Almost half of all workers in the Waterford area are in precarious employment — a situation likely replicated across the entire country.
Speakers at Siptu’s biennial national conference called for an end to the growing issue of precarious employment, citing the frightening statistics from Waterford which, they say, are indicative of the situation elsewhere in Ireland.
They said the issue is not confined to one sector but has permeated working environments in all areas, with thousands of workers stuck on unreliable contracts, facing low pay and irregular hours, which can lead to in-work poverty, undermine workers’ abilities to respond to unexpected expenses, and, in a number of cases, being refused for mortgage applications and private rental contracts.
Two separate motions urged the union to tackle the issue, including from the union’s national executive council which called for cross-union collaboration to promote the issues associated with precarious employment and to develop innovative policies to turn the tide on the issue.

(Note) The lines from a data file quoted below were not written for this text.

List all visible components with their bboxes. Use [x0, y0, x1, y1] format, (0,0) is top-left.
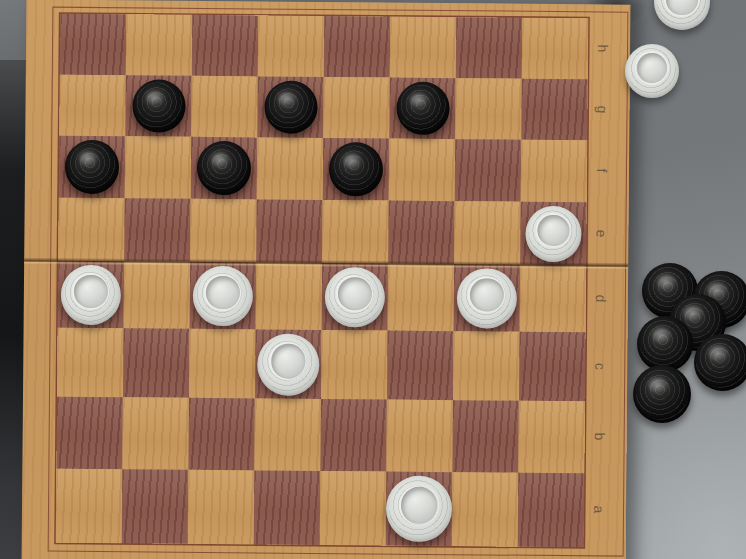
- square-h3[interactable]: [390, 17, 457, 79]
- square-b2[interactable]: [452, 400, 519, 473]
- square-f6[interactable]: [191, 137, 258, 200]
- white-checker[interactable]: [61, 264, 122, 325]
- rank-label-g: g: [594, 94, 610, 124]
- square-c1[interactable]: [519, 332, 586, 402]
- square-b1[interactable]: [518, 401, 585, 474]
- square-h1[interactable]: [522, 18, 589, 80]
- black-checker[interactable]: [264, 80, 317, 133]
- square-e4[interactable]: [322, 200, 389, 264]
- square-h6[interactable]: [192, 15, 259, 77]
- black-checker[interactable]: [65, 140, 119, 194]
- off-board-white-checker[interactable]: [654, 0, 710, 30]
- square-g7[interactable]: [125, 75, 192, 137]
- square-c6[interactable]: [189, 329, 256, 399]
- off-board-black-checker[interactable]: [637, 316, 693, 372]
- square-a3[interactable]: [386, 472, 453, 547]
- square-d6[interactable]: [190, 262, 257, 330]
- square-f3[interactable]: [389, 139, 456, 202]
- square-a2[interactable]: [452, 472, 519, 547]
- white-checker[interactable]: [457, 268, 518, 329]
- square-d8[interactable]: [58, 261, 125, 329]
- white-checker[interactable]: [386, 476, 453, 543]
- square-c3[interactable]: [387, 331, 454, 401]
- square-h5[interactable]: [258, 15, 325, 77]
- rank-label-d: d: [593, 283, 609, 313]
- black-checker[interactable]: [329, 142, 383, 196]
- white-checker[interactable]: [193, 265, 254, 326]
- square-f2[interactable]: [455, 139, 522, 202]
- square-b7[interactable]: [122, 397, 189, 470]
- square-b8[interactable]: [56, 397, 123, 470]
- square-g4[interactable]: [323, 77, 390, 139]
- square-a6[interactable]: [188, 470, 255, 545]
- square-c5[interactable]: [255, 329, 322, 399]
- square-g1[interactable]: [521, 79, 588, 141]
- square-d7[interactable]: [124, 261, 191, 329]
- off-board-white-checker[interactable]: [625, 44, 679, 98]
- board-grid: [56, 14, 589, 548]
- square-c2[interactable]: [453, 331, 520, 401]
- rank-labels: hgfedcba: [584, 18, 619, 547]
- square-e2[interactable]: [454, 201, 521, 265]
- rank-label-c: c: [592, 351, 608, 381]
- square-b6[interactable]: [188, 398, 255, 471]
- square-c4[interactable]: [321, 330, 388, 400]
- black-checker[interactable]: [197, 141, 251, 195]
- square-d4[interactable]: [322, 263, 389, 331]
- square-a8[interactable]: [56, 469, 123, 544]
- square-b3[interactable]: [386, 400, 453, 473]
- square-f1[interactable]: [521, 140, 588, 203]
- square-h4[interactable]: [324, 16, 391, 78]
- square-f5[interactable]: [257, 137, 324, 200]
- table-surface: hgfedcba: [0, 0, 746, 559]
- square-f8[interactable]: [59, 136, 126, 199]
- square-e5[interactable]: [256, 199, 323, 263]
- square-b5[interactable]: [254, 398, 321, 471]
- square-h2[interactable]: [456, 17, 523, 79]
- square-b4[interactable]: [320, 399, 387, 472]
- square-g2[interactable]: [455, 78, 522, 140]
- square-f4[interactable]: [323, 138, 390, 201]
- black-checker[interactable]: [132, 79, 185, 132]
- square-a1[interactable]: [518, 473, 585, 548]
- square-e7[interactable]: [124, 198, 191, 262]
- square-c7[interactable]: [123, 328, 190, 398]
- square-a7[interactable]: [122, 469, 189, 544]
- square-e3[interactable]: [388, 201, 455, 265]
- square-d1[interactable]: [520, 265, 587, 333]
- white-checker[interactable]: [525, 205, 581, 261]
- square-f7[interactable]: [125, 136, 192, 199]
- square-g3[interactable]: [389, 78, 456, 140]
- square-h7[interactable]: [126, 14, 193, 76]
- square-c8[interactable]: [57, 328, 124, 398]
- square-e1[interactable]: [520, 202, 587, 266]
- rank-label-f: f: [594, 155, 610, 185]
- rank-label-b: b: [592, 421, 608, 451]
- white-checker[interactable]: [325, 267, 386, 328]
- square-g5[interactable]: [257, 76, 324, 138]
- square-e6[interactable]: [190, 199, 257, 263]
- off-board-black-checker[interactable]: [694, 334, 746, 391]
- rank-label-e: e: [593, 218, 609, 248]
- square-e8[interactable]: [58, 198, 125, 262]
- off-board-black-checker[interactable]: [633, 365, 691, 423]
- square-h8[interactable]: [60, 14, 127, 76]
- square-d3[interactable]: [388, 264, 455, 332]
- checkers-board: hgfedcba: [21, 0, 630, 559]
- square-g6[interactable]: [191, 76, 258, 138]
- rank-label-a: a: [591, 494, 607, 524]
- square-d5[interactable]: [256, 262, 323, 330]
- square-d2[interactable]: [454, 264, 521, 332]
- square-g8[interactable]: [59, 75, 126, 137]
- black-checker[interactable]: [396, 82, 449, 135]
- white-checker[interactable]: [257, 333, 320, 396]
- square-a4[interactable]: [320, 471, 387, 546]
- square-a5[interactable]: [254, 470, 321, 545]
- rank-label-h: h: [595, 33, 611, 63]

Catherine Smith, a retail worker, told the conference: “Precarious conditions exist throughout our economy — it destroys incomes, isolates workers, and spreads uncertainties. It is one of the biggest challenges facing our union.
One-in-three workers are affected, she said.
Trevor Skelton from the wholesale retail sector said that the reality is that the numbers affected could actually be even higher.
He cited a recent study on employment in the Waterford area which surveyed some 39,000 workers and found 47% were deemed to be in precarious employment or close to it.
“I guarantee this is the same in every town and city in this country,” Mr Skelton added.